Lembra o cronista que ainda na França, os que perderam privilégios resmungaram “Não se sabe como éramos felizes antes de 1848!”; esta data registra a Comuna de Paris, implantada pela revolução que ficou conhecida como “Primavera dos Povos”, pois se espalhou pela Europa em nome da liberdade e dos direitos dos trabalhadores.

Que se lembre também que resquícios da nobreza europeia e burgueses ociosos se diziam saudosos dos tempos anteriores à Primeira Guerra (l914-1918) e da Revolução Russa; estágio que os fazia felizes num sistema que lhes permitia viver-se às custas do trabalho alheio…

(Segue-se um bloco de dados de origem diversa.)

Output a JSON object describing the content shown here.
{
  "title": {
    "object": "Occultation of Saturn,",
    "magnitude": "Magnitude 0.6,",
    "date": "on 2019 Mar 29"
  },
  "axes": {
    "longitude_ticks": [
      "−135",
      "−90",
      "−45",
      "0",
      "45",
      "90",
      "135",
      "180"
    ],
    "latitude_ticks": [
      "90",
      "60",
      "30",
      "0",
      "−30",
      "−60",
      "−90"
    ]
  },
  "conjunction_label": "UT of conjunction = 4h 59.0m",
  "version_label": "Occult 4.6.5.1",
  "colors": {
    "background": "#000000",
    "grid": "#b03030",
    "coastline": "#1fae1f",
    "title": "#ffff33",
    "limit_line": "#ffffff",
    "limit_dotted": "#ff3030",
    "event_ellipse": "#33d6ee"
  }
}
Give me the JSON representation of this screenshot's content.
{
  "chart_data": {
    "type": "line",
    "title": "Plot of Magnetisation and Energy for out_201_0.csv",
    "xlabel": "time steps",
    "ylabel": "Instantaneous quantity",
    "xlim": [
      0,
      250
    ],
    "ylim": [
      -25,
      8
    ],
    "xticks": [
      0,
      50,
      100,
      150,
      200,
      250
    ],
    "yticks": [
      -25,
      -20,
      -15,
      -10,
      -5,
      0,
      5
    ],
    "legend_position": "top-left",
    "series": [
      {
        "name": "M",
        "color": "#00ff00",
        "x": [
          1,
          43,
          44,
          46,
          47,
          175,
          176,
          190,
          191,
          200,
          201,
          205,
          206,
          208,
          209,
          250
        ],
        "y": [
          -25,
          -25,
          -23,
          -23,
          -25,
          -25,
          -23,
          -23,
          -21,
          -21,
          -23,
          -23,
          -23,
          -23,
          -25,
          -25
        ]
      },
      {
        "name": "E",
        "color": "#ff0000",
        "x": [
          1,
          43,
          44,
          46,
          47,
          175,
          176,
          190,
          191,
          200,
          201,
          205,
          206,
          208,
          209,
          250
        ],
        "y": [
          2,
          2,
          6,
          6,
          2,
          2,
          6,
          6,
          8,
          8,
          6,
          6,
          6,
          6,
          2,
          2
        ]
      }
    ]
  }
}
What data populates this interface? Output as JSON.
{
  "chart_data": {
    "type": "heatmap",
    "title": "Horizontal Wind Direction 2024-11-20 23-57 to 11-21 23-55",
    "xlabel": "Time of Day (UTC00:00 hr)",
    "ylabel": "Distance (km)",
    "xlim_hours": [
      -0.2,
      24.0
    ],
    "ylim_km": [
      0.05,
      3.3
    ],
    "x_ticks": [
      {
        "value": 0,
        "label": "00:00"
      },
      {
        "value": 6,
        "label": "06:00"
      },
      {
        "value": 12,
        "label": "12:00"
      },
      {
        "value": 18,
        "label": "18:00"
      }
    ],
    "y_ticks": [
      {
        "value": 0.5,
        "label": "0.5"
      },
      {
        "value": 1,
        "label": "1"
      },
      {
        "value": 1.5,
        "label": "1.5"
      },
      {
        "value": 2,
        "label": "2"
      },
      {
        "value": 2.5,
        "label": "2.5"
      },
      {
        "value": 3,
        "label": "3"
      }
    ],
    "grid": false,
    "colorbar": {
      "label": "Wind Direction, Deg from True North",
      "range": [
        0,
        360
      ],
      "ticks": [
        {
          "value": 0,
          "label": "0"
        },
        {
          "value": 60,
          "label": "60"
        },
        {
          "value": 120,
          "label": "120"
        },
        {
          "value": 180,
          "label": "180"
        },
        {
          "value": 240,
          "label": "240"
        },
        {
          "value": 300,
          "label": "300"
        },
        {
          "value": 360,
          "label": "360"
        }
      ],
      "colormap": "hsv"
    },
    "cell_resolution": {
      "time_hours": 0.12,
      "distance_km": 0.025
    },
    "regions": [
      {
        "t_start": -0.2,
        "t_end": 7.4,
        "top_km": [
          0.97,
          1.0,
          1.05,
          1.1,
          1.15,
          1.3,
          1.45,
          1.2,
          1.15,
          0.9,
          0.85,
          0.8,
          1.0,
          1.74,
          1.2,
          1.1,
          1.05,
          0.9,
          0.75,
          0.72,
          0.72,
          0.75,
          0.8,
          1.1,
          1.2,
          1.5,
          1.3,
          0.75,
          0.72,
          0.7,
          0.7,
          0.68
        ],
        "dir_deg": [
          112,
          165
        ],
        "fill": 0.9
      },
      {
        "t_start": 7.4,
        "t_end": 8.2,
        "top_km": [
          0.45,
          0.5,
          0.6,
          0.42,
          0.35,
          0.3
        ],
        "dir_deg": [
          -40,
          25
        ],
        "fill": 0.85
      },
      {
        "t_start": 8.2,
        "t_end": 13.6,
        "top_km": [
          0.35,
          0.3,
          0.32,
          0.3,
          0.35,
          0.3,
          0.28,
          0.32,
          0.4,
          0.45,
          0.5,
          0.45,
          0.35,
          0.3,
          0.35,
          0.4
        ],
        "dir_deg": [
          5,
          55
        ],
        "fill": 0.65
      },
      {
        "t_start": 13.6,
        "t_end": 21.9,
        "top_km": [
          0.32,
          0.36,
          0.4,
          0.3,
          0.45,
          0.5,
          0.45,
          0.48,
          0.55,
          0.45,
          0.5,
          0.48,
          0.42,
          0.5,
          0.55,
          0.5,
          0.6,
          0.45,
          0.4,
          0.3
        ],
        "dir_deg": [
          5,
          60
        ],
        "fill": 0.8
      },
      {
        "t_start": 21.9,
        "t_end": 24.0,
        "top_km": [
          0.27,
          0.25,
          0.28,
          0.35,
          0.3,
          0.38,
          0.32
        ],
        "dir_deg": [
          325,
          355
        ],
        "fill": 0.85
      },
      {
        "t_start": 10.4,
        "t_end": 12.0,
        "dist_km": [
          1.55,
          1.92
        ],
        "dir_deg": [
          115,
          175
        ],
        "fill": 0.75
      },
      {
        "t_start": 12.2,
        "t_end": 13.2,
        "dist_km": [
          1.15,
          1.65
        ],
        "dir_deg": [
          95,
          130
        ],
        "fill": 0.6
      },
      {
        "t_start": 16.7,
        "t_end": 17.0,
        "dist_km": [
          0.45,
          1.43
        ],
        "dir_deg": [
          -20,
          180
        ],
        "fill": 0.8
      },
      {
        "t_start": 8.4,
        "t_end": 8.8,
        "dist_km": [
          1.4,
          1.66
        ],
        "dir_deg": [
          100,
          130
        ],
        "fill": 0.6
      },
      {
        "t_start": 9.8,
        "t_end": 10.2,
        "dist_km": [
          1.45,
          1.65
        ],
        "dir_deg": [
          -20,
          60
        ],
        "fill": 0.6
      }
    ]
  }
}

Agora, no Brasil, sabiam que eram felizes os que gozavam a Liberdade de Expressão, fazendo críticas e denúncias pelas redes sociais contra os políticos corruptos e os mamateiros com boquinhas no alto escalão do Governo Lula. Foram penalizados por isto, sem culpa nem participação no entrevero dos egos de Alexandre Moraes e Elon Musck.

Somos 21,4 milhões de brasileiros privados da rede social “X”, pagando pelo crime de observarmos o cenário dantesco que o poder oferece, no clima descrito pelo Marquês do Lavradio: “Aqui, não há nada que não se venda, de cousas a almas, de gente a favores”.